Pitcher plants are fascinating, but these pictures were rather hard won….

I had quietly and deftly steered my canoe to the right spot, but wishing to get closer and use the macro on the camera, I decided to step one foot out of the canoe onto the rocks. But since I was barely balanced this way, I decided to step the other foot also onto the rocks. There, better. I glanced down at the canoe, which was obediently waiting alongside the rocks at my feet and noted the still water. This will only take a second, I convinced myself, and turned my attention and lens to the pitcher plants.

But when has adjusting settings and focusing and framing a photo only taken a second? By the time I looked up from my camera, I realized the canoe was ten feet away already, in a part of the lake where the bottom dropped out immediately from shore. Sh** -- I had lost my boat! I was that clueless tourist wearing a big camera around my neck, now stranded.

Luckily, my reaction time is pretty fast, and I was already throwing my camera and glasses to the ground, stripping off my clothes, and diving into the lake. I didn’t waste the precious seconds to take off my jeans, though, so I was pretty wet and heavy dragging the canoe back to the rocks. But I was wearing a grin and I could feel the laughter starting to boil deep inside me. What a rookie! I do know better, although you probably don’t believe me now.
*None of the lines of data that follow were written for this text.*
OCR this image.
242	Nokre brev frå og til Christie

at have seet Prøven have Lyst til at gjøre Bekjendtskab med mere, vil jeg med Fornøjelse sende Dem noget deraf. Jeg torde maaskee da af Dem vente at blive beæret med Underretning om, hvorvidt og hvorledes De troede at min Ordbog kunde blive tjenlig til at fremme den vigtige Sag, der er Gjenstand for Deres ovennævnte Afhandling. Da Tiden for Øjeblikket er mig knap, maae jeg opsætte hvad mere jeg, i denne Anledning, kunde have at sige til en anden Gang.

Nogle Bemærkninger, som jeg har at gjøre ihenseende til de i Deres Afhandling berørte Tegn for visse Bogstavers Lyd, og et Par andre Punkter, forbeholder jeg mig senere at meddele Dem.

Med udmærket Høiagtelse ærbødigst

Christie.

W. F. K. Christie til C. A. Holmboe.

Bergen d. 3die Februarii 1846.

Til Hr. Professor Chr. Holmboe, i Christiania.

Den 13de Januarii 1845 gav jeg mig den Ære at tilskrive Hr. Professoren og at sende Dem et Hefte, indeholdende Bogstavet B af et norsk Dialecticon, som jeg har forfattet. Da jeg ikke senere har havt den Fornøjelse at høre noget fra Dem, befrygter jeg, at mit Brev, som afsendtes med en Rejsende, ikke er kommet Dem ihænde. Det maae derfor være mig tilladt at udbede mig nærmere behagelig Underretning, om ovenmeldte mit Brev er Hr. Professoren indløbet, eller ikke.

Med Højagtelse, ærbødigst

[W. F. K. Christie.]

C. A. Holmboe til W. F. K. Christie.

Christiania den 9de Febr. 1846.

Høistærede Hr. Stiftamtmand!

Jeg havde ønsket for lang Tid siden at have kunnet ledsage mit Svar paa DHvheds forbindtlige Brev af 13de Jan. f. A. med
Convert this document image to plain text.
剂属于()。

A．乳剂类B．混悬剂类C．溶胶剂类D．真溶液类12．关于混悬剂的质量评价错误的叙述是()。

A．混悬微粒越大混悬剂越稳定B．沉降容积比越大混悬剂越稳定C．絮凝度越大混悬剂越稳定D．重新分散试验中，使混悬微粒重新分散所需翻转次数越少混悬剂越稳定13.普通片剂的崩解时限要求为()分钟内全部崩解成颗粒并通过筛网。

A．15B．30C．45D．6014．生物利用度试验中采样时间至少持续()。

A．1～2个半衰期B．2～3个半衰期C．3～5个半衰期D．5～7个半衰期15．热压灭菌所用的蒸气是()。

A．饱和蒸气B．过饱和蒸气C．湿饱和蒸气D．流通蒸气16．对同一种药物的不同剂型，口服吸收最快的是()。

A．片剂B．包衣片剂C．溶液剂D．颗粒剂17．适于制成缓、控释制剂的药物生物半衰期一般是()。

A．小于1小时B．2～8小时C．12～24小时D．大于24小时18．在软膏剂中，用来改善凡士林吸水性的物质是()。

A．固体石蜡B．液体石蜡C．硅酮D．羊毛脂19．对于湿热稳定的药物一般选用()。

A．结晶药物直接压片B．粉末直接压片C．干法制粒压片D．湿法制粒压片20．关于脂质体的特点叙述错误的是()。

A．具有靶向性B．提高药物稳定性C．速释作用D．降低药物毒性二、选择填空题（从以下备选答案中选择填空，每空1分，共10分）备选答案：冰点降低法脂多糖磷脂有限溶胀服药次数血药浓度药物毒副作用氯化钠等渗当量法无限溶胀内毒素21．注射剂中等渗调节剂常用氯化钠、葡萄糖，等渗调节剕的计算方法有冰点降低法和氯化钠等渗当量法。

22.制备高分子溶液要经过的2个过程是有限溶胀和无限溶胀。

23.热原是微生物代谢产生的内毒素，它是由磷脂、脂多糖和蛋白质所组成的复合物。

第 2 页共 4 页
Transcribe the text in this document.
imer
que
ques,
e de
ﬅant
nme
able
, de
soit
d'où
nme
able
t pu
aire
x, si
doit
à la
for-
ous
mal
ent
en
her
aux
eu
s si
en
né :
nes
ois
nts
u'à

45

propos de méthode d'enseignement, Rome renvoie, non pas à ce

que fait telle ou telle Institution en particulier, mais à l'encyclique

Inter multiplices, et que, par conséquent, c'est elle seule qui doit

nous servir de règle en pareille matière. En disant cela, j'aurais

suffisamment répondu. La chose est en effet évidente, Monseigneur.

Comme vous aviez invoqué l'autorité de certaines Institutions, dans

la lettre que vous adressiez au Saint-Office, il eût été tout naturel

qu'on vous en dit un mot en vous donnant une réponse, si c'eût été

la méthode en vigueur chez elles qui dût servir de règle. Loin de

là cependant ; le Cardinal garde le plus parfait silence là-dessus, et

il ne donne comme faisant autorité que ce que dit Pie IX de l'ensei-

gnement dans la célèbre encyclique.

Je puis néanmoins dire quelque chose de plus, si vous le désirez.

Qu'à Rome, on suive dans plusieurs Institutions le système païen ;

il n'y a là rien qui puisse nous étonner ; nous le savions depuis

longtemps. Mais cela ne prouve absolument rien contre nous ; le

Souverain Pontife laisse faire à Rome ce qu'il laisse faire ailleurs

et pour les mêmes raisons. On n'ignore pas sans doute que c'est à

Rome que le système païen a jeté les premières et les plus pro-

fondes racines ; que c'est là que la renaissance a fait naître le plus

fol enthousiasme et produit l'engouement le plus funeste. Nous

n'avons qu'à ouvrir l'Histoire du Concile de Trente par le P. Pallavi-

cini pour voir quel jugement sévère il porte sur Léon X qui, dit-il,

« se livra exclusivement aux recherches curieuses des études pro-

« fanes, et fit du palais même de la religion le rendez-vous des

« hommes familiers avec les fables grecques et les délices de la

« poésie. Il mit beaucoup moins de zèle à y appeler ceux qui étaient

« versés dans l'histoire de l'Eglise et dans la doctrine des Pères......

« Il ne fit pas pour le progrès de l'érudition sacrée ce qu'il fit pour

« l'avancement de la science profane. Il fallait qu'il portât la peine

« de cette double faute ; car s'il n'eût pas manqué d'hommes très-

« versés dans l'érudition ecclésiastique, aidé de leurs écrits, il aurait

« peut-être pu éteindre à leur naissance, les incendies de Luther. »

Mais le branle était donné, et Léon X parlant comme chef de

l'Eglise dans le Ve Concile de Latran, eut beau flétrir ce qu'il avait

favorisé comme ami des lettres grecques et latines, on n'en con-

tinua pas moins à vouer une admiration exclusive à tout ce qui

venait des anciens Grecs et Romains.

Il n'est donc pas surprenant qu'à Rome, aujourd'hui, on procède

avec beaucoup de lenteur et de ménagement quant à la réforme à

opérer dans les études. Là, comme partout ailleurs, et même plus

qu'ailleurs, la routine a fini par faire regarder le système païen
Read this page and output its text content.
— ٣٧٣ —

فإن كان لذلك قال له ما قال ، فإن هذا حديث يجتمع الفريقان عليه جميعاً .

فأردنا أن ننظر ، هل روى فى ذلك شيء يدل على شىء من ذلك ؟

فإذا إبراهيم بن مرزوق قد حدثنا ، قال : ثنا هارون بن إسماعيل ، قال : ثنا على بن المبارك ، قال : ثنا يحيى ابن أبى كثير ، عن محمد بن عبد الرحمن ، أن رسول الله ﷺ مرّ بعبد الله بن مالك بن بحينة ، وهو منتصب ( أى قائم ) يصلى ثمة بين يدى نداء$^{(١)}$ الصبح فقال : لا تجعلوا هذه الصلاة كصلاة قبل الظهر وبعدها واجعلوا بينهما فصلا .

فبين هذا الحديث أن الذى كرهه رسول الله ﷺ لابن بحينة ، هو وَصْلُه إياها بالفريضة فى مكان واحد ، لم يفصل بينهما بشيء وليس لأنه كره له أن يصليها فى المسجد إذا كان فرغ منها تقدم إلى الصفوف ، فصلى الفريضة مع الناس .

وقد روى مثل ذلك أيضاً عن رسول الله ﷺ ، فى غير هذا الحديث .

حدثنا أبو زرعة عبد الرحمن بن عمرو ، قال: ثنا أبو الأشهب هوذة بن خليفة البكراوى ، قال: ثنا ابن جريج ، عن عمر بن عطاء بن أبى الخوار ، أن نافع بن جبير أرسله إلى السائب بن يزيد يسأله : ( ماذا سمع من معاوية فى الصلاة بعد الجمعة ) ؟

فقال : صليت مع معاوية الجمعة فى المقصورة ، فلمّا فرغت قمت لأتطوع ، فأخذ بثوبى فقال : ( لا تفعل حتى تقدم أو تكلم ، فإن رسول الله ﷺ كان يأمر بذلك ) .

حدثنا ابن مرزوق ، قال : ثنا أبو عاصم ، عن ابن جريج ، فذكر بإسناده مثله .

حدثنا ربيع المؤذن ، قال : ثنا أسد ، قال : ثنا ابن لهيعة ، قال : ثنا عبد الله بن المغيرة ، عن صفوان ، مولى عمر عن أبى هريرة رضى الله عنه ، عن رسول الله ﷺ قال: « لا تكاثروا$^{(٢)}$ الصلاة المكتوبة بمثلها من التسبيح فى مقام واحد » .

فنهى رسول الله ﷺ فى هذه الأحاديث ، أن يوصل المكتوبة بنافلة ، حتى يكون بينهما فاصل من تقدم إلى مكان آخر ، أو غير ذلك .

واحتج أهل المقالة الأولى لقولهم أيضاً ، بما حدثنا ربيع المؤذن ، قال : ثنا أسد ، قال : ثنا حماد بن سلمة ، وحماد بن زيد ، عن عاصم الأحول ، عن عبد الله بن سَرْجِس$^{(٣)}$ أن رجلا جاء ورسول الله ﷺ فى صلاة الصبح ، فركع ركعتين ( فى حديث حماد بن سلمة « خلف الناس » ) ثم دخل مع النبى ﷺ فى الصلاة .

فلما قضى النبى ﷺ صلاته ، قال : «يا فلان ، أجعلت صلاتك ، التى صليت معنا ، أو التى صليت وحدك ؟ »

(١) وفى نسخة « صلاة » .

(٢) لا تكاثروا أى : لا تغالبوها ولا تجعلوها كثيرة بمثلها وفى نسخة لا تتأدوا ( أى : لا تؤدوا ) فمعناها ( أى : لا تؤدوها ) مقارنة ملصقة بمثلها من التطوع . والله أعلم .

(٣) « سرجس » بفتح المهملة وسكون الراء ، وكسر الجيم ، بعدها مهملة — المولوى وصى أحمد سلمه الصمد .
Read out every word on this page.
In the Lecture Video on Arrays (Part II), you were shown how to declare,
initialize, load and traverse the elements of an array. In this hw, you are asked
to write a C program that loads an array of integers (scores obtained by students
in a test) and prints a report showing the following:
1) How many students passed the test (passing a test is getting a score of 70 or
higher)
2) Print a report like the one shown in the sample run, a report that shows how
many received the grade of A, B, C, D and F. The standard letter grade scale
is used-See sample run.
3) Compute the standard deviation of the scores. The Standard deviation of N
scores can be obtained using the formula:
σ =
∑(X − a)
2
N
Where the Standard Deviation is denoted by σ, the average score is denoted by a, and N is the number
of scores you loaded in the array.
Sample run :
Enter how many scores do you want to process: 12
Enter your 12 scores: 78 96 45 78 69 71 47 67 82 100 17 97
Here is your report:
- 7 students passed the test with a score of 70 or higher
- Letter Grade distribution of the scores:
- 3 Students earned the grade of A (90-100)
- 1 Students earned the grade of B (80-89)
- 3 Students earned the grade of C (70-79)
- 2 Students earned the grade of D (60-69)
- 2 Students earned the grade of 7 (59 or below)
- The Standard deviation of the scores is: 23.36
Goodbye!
Another rookie mistake: The day I arrived at Castle Lake, Brooke met me up here to show me around. Then we were going to row across the lake to fetch my belongings. I get into the rowboat first and sit down on the middle bench. Brooke gives me a sideways look, and gently tells me that I’m backwards. She was probably wondering who she’d hired! Um, I learn quickly?

How to Move a Couch to the Cabin

No comments:

Ecology studies the interrelationship between organisms and their environment. It originates from the German word okologie, first used in 1873.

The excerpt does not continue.